Of course, when a country’s economic managers are good, they, too, can get quite lucky. The country started with a 40% debt-to-GDP ratio that allowed it to fiscally maneuver. The TRAIN (2019) also enabled the nation to shore state taxes 50 percent better than it should have.
But in the Covid-19 period, the economy still slid downwards to negative territory, nonetheless, despite all these. It is because the economy will only move if businesses start their machines moving again, hiring back people and ordering from their supply chain.
It will free the nation’s “frozen” assets into productive ones.
This means being able to collect their long-gestating receivables, move the mothballed inventory, push the work-in-process into completion, rehire people and being confident again to sell on credit. Only then will the business joints be re-oiled into action again.
That takes genuine, from-the-gut business confidence. In the efficacy of the vaccines and the normalization of public transportation as most Filipinos still travel in this mode. As well, the banks must have a mechanism in place to manage their NPL ( non-performing loans) – so as not to distract them from their main business of granting loans and running after deposits again.
Simultaneously, the country must equip itself with the shield to fight back effectively the next pandemic which will surely come again as surely as the sun rising in the east.

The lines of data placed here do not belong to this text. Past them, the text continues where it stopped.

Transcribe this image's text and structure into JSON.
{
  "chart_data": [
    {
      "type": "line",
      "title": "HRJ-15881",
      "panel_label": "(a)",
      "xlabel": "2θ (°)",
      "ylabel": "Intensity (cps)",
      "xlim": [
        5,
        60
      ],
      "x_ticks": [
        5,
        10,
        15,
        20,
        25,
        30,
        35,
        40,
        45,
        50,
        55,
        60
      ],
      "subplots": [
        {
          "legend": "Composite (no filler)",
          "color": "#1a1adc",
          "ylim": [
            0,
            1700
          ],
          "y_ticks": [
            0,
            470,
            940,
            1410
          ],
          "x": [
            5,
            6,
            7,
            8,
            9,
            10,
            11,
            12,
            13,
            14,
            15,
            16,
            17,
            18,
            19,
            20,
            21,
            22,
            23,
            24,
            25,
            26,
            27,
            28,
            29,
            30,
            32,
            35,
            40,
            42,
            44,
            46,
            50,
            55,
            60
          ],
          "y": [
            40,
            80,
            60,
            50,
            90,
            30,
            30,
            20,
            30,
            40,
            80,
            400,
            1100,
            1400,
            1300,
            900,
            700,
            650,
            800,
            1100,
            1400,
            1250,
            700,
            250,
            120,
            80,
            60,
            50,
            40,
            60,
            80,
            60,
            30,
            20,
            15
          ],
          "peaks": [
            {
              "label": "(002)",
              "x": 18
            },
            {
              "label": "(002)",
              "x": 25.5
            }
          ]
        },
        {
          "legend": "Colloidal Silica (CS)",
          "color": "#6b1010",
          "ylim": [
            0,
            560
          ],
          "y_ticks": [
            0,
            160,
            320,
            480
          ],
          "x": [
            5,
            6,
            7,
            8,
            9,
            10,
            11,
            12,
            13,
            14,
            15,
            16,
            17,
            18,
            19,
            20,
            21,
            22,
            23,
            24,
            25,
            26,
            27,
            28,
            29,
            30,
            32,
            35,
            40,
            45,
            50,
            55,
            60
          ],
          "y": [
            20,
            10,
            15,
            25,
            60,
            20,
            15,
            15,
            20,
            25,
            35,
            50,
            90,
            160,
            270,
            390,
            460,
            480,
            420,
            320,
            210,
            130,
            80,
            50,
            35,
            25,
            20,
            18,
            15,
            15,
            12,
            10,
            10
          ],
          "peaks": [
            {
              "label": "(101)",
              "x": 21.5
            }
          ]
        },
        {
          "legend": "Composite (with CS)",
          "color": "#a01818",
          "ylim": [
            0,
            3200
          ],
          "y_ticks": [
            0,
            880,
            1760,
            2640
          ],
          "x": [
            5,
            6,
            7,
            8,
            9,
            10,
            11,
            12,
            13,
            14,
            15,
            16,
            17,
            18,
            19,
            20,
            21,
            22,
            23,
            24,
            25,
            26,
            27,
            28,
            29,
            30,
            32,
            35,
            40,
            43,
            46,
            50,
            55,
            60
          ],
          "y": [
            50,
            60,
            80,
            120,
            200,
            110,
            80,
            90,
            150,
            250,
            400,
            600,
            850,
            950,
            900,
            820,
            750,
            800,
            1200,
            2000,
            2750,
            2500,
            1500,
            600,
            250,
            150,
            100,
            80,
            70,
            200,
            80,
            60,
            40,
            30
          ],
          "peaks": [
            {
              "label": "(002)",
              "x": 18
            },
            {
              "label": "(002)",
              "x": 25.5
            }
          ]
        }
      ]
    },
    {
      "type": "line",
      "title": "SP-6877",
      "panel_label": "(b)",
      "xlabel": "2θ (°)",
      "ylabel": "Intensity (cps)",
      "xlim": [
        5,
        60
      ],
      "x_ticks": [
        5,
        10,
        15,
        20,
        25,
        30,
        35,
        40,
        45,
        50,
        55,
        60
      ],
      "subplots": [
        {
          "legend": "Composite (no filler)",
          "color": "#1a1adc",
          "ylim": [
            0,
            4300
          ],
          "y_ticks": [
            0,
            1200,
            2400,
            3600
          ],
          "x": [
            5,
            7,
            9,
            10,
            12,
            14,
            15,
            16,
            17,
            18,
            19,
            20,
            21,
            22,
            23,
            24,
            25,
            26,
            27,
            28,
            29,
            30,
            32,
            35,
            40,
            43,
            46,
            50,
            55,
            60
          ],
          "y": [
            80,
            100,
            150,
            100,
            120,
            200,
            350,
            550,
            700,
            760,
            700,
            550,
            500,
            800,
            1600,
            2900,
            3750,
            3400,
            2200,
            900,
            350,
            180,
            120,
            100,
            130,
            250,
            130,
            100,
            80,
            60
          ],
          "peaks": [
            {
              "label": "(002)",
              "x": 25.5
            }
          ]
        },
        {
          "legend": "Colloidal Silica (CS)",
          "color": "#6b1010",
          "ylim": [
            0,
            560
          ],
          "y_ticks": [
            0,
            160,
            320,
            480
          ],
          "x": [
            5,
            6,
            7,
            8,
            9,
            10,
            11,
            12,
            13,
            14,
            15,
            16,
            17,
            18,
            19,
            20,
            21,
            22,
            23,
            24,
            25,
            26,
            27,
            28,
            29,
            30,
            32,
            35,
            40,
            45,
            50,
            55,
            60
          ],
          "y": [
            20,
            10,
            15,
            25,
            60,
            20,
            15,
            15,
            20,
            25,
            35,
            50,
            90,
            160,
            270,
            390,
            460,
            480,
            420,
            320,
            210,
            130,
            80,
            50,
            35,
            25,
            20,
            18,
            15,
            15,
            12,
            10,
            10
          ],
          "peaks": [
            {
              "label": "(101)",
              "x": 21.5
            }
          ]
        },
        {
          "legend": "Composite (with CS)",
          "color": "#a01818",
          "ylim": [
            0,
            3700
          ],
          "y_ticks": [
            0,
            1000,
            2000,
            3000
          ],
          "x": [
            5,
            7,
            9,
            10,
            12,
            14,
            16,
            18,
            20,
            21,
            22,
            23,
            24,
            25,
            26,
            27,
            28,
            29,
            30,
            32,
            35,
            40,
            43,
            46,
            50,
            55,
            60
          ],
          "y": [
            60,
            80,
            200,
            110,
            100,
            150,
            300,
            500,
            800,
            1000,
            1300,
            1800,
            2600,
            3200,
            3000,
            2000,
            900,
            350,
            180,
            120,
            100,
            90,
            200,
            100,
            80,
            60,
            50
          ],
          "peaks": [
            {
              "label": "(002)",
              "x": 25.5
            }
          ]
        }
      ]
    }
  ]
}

As the “fragile” health care system has perennially been used as the reason why various forms of lockdowns had to be implemented all over the country, then that health care system must be fortified, too. Lockdowns have caused the nation’s economic machine to grind to a halt.
In various stages of sophistication, there are currently only 476 public and 960 private hospitals -many of which are in bad financial straits. The latest available figures show that the NCR (National Capital Region) has only 13.5 hospital beds per 10,000 people. The other regions are faring much worse with a range of 3.8 to 8.9 hospital beds per 10,000 population.
The country has produced 130,000 licensed doctors but only 70,000 of them practice their profession here as they are only paid a fraction of their foreign counterparts. Thus, the country only has 6 doctors per 10,000 population compared to the developed countries of 25 doctors per 10,000 people.
The Philhealth insurance company is littered with holes of inefficiency and corruption that government recapitalization may be necessary as an interventionist policy. The state only pays $138/per capita in health benefits compared to Japan’s $4,200/capita, South Korea’s $2,300 and Singapore’s $2,600.
As the vaccination program accelerates approaching the “herd immunity” levels, there may be no longer any need to budget for contact tracing involving 270,000 contact tracers (estimated budget P3.6 Billion).
Perhaps such budget and manpower can be marshaled into a giant nationwide tree-planting program that will still hire these contact tracers and help jumpstart the economy. As American President Franklin Roosevelt did in the 1930 recession years in the USA.
For nine years, the government hired 3 million Americans just to plant seedlings through Executive Order 6101 and using the Civilian Conservation Corporation and planted 3 billion trees in that span of 9 years. That country now has hundreds of natural forests, parks and conservation projects that served them in good stead through the years.
Not only will this raise employment here but in the future allow Filipinos to travel anywhere in the Philippines and have oxygen from freshly-grown trees like they have even in highly urbanized cities like Singapore and Hongkong. In contrast, the Philippines’ forest cover has dwindled from 12 million hectares in 1960 to only 5.7 million hectares currently.
Finally, in the field of tourism, resorts and hotels can learn much from the pandemic where it has been proven that people can really work and children can really study without leaving home.
This is the opportunity for hotels and resorts to create that consumer demand to unlock their dormant state by offering long-staying packages- with affordable meals, tie-up with low-cost airlines where families can stay for days and weeks in the resorts and still meet their individual obligations.
For certain, the economy will have a new face after the Covid-19 crisis.